The Ragoff question should be asked about every SEC settlement. Why would a firm that is entirely innocent make a payment to settle charges?
Rakoff’s decision is particularly hard on the SEC which has to explain its behavior to an already cynical public. The SEC has arranged monetary settlements with thousands of companies as a way for these companies to avoid prosecution. This follows the humiliation of the commission due to its failure to respond to multiple complaints that should have been seen as alarms in the matter of the Madoff fraud. The SEC is now seen, in almost every aspect of its work, as a bumbling agency that takes the easy way out whenever possible. In Madoff’s case, the SEC was in a room full of doors and could not find a single exit
Ragoff’s single opinion may end up defining both the direction and the ethos of the SEC. If so, he has done the nation’s public company shareholders an incomparable service.

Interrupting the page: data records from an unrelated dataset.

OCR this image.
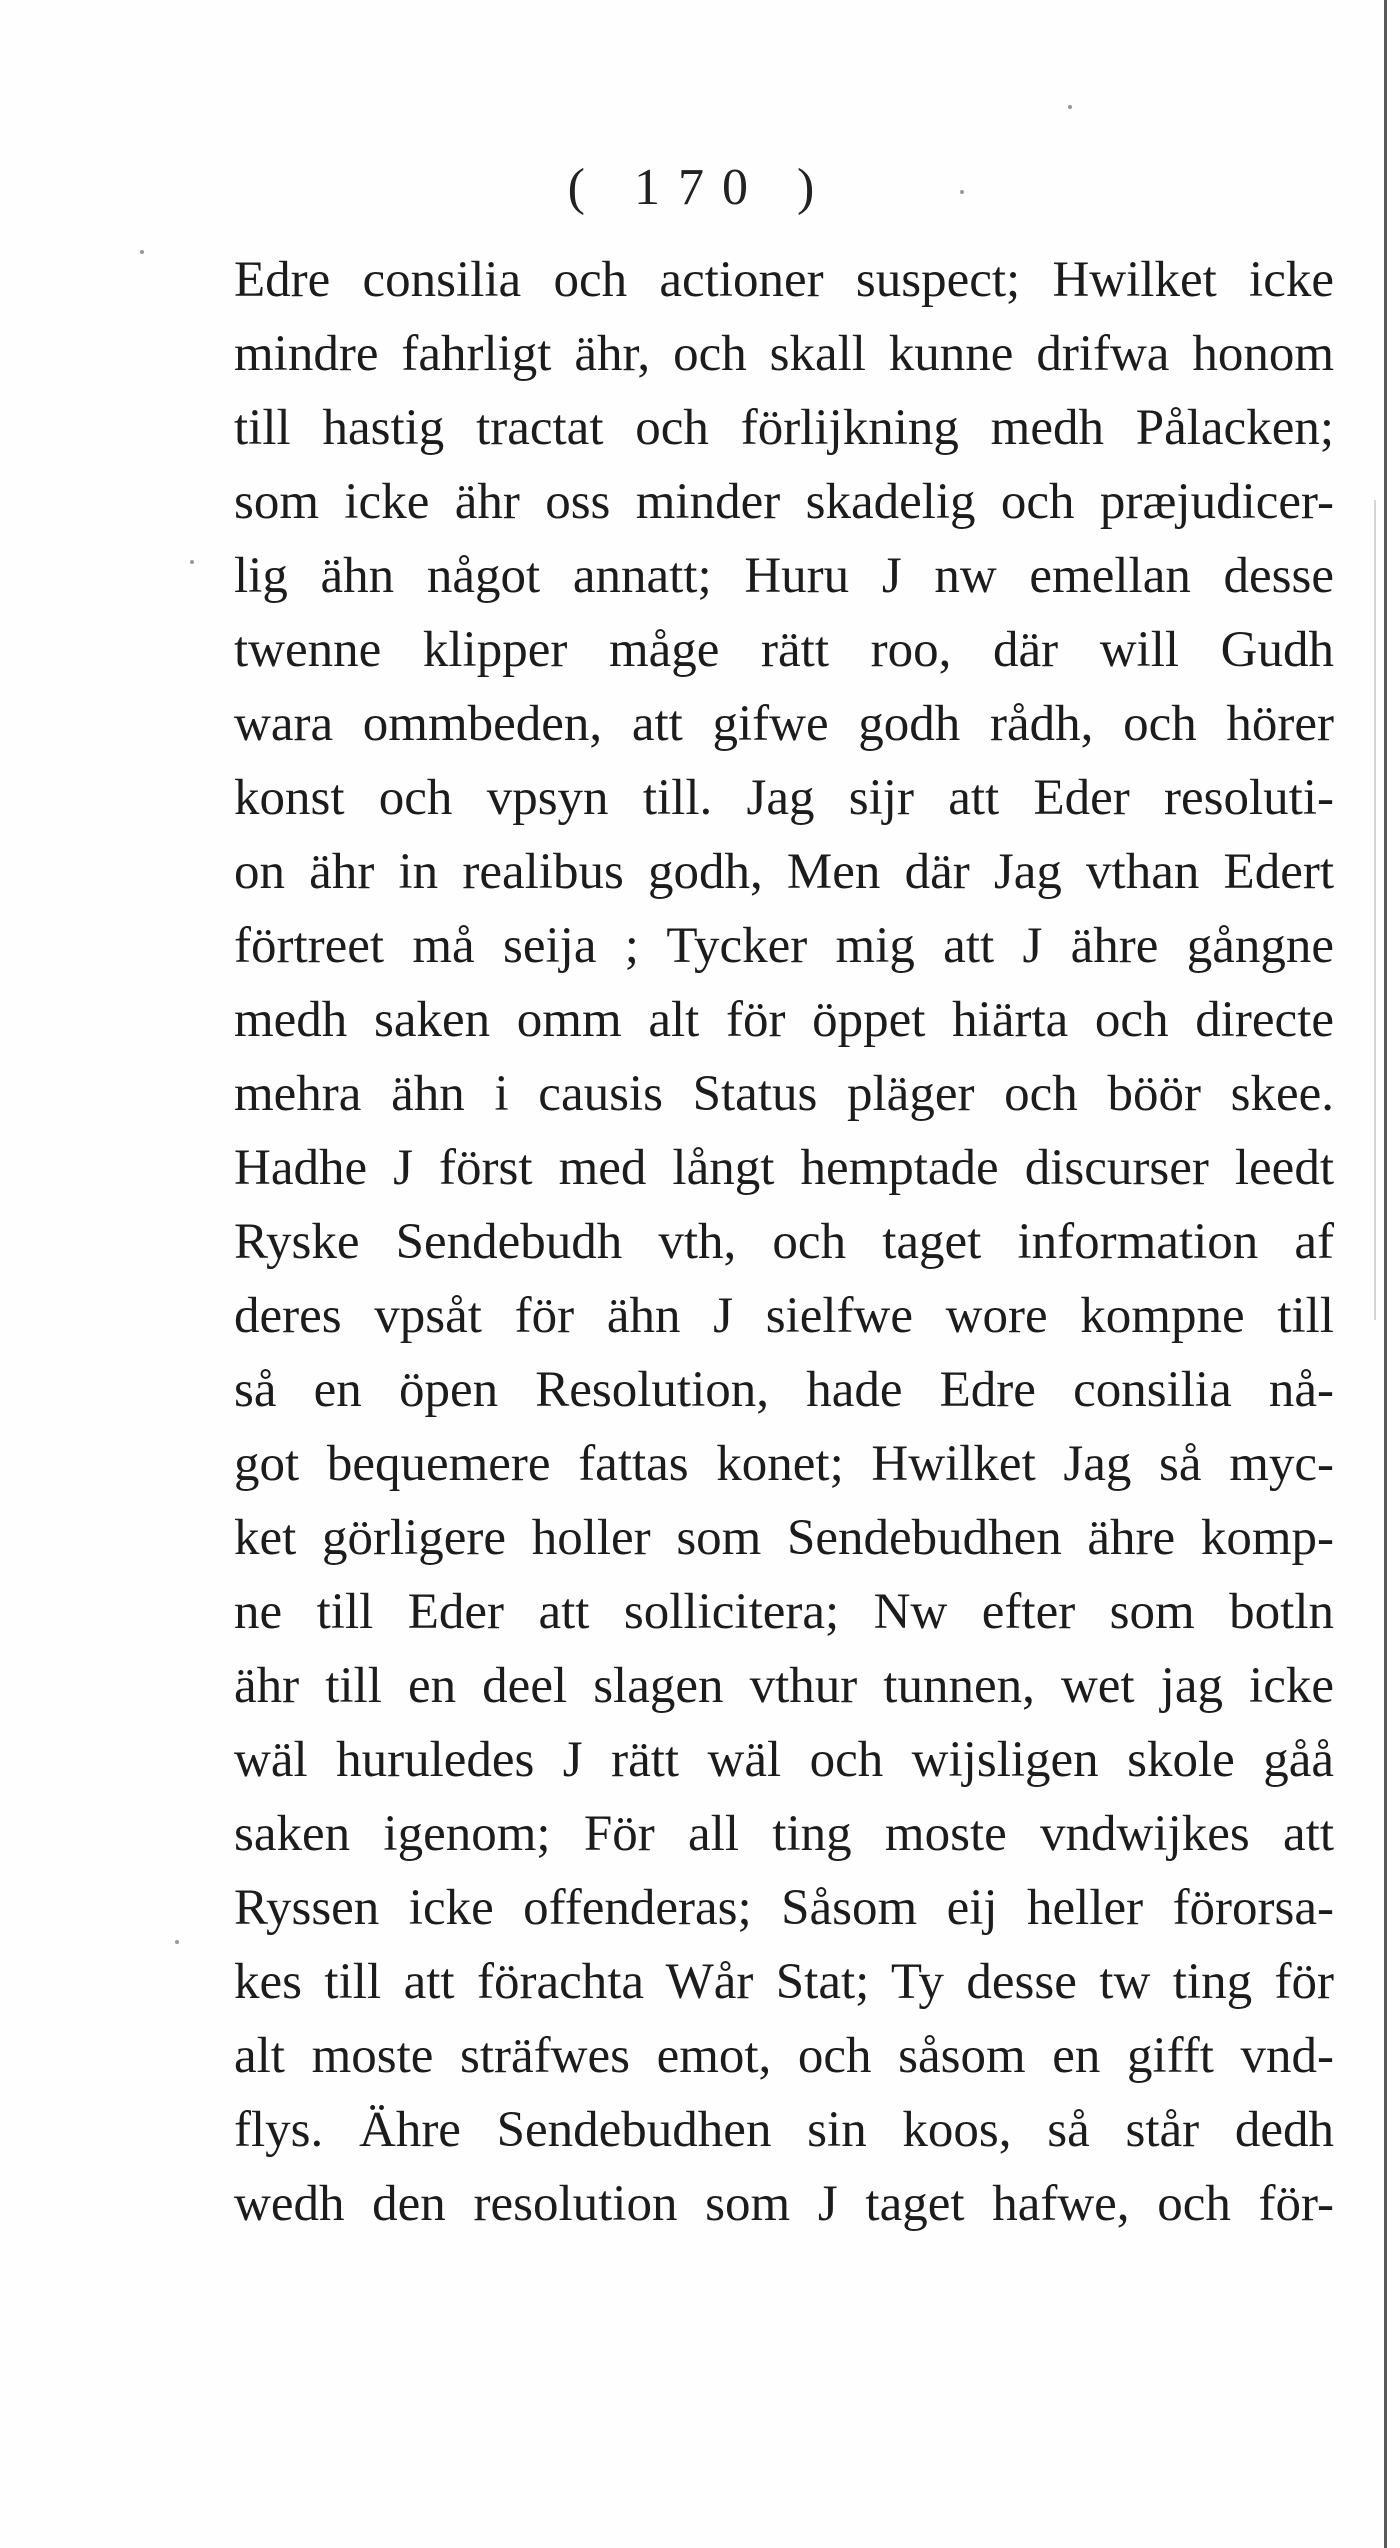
( 170 )
Edre consilia och actioner suspect; Hwilket icke
mindre fahrligt ähr, och skall kunne drifwa honom
till hastig tractat och förlijkning medh Pålacken;
som icke ähr oss minder skadelig och præjudicer-
lig ähn något annatt; Huru J nw emellan desse
twenne klipper måge rätt roo, där will Gudh
wara ommbeden, att gifwe godh rådh, och hörer
konst och vpsyn till. Jag sijr att Eder resoluti-
on ähr in realibus godh, Men där Jag vthan Edert
förtreet må seija ; Tycker mig att J ähre gångne
medh saken omm alt för öppet hiärta och directe
mehra ähn i causis Status pläger och böör skee.
Hadhe J först med långt hemptade discurser leedt
Ryske Sendebudh vth, och taget information af
deres vpsåt för ähn J sielfwe wore kompne till
så en öpen Resolution, hade Edre consilia nå-
got bequemere fattas konet; Hwilket Jag så myc-
ket görligere holler som Sendebudhen ähre komp-
ne till Eder att sollicitera; Nw efter som botln
ähr till en deel slagen vthur tunnen, wet jag icke
wäl huruledes J rätt wäl och wijsligen skole gåå
saken igenom; För all ting moste vndwijkes att
Ryssen icke offenderas; Såsom eij heller förorsa-
kes till att förachta Wår Stat; Ty desse tw ting för
alt moste sträfwes emot, och såsom en gifft vnd-
flys. Ähre Sendebudhen sin koos, så står dedh
wedh den resolution som J taget hafwe, och för-
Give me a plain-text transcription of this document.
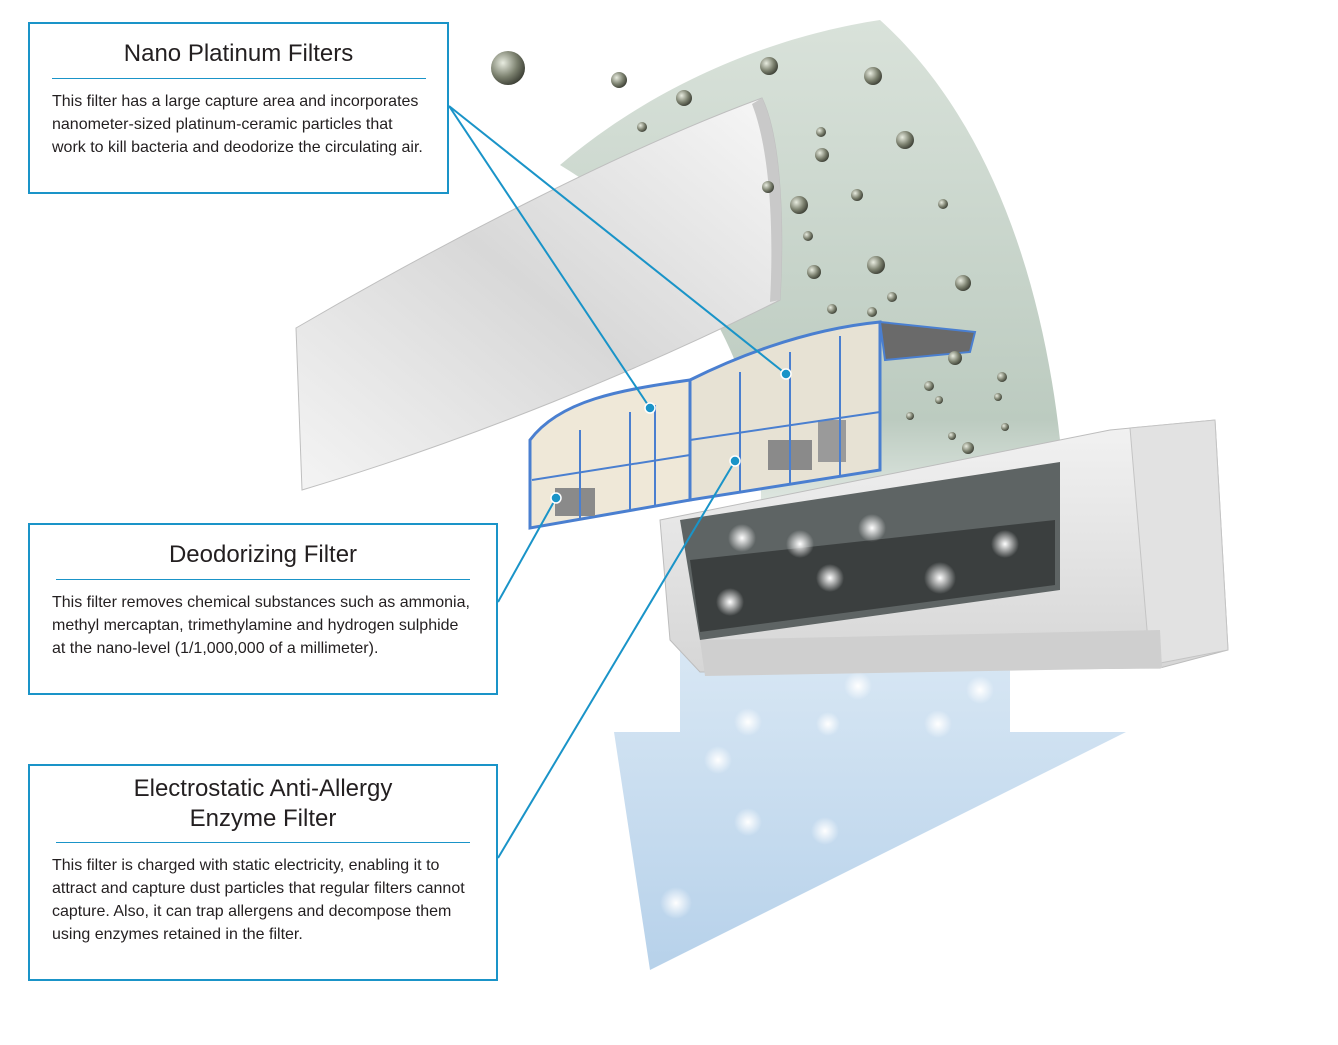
Nano Platinum Filters

This filter has a large capture area and incorporates nanometer-sized platinum-ceramic particles that work to kill bacteria and deodorize the circulating air.

Deodorizing Filter

This filter removes chemical substances such as ammonia, methyl mercaptan, trimethylamine and hydrogen sulphide at the nano-level (1/1,000,000 of a millimeter).

Electrostatic Anti-Allergy
Enzyme Filter

This filter is charged with static electricity, enabling it to attract and capture dust particles that regular filters cannot capture. Also, it can trap allergens and decompose them using enzymes retained in the filter.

This decision by the judge will have broad implications. The SEC will have to spend more of its time in court actually prosecuting companies for misdeeds. It is unlikely to have the money to do that. Congress will have to decide whether it wants to live with a culture at the commission of shoddy investigations, easy settlements, and little tough litigation or give the SEC a much larger budget. Corporate America is going to find it is more expensive to cross the solid white line of regulation. The trend will still cost shareholders plenty. All those new legal fees spent in defense of bad behavior will come out of their pockets. That is unless the fines and penalties that are a part of future SEC’s prosecutions are so severe that America’s public companies begin to learn a new lesson. That is, it is less expensive to cheat than to conduct business honorably, in spite of the many executives who became improbably wealthy while shareholders became impossibly poor.
The shareholders who have the least to say about how their companies are run may finally reach the point where they will not have to bear the brunt of the dishonesty at the companies they own and the incompetence at the SEC, the agency that is supposed to oversee these very companies.